Fortunately, Tina, who really is a lovely person as well as a professional caregiver, was with my mom when she had a perforated ulcer and underwent emergency surgery. After that, there was 30 days of rehab, and then my mom agreed that the time had come to move to Boston where a huge chunk of our extended family lives. I spent three and a half weeks in Connecticut dividing time between the rehab hospital and cleaning out my mom’s condo with my oldest sister. Then my other sister flew in, and we drove my mom to Boston and helped her move in.

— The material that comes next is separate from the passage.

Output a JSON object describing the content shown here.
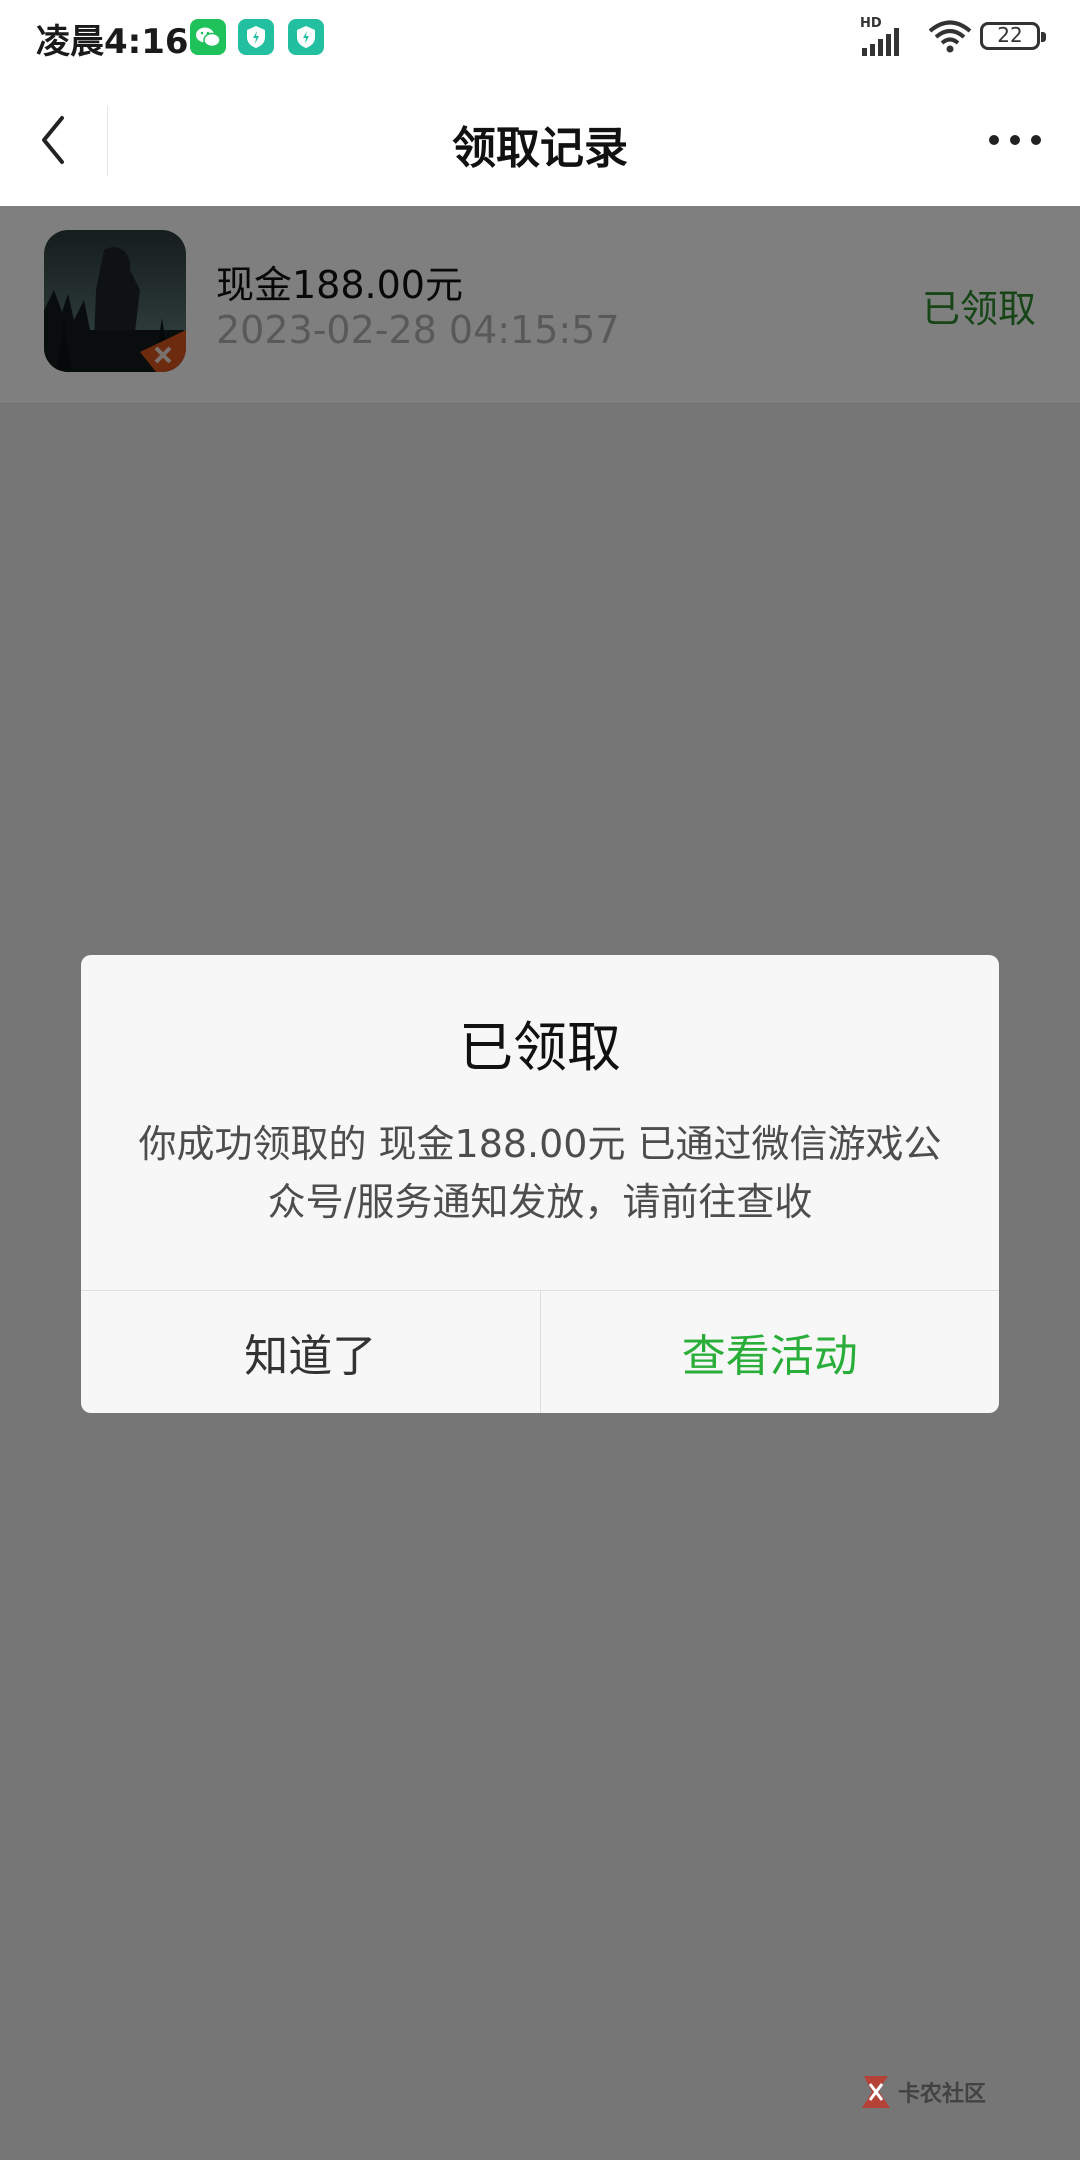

I wish I could say everything is fine now, but my mom still misses her old life. Time is very fluid for her. She frequently announces that she’s had to give up her car, as though this is new news. Giving up driving “is like having your legs cut off,” she’ll lament. I’ve realized that the car is a metaphor for all the losses she’s experienced: her independence, her sense of competence, her whole identity as this amazing whipper-snapper who could go anywhere and do anything she set her mind to.

That person is gone, but I cling to the pieces of her that are left, including her sense of humor.  When she complains about having no memory, she still laughs when her great-granddaughter reassures her that “It’s just your forgettery,” or when I tell her, “Not to worry. I’ve ordered a new memory from Amazon. It will be here any day.”

Glimmers and glimpses of the amazing woman she was are still there. And I feel very blessed to have had so many decades of loving, and being loved, by my mom.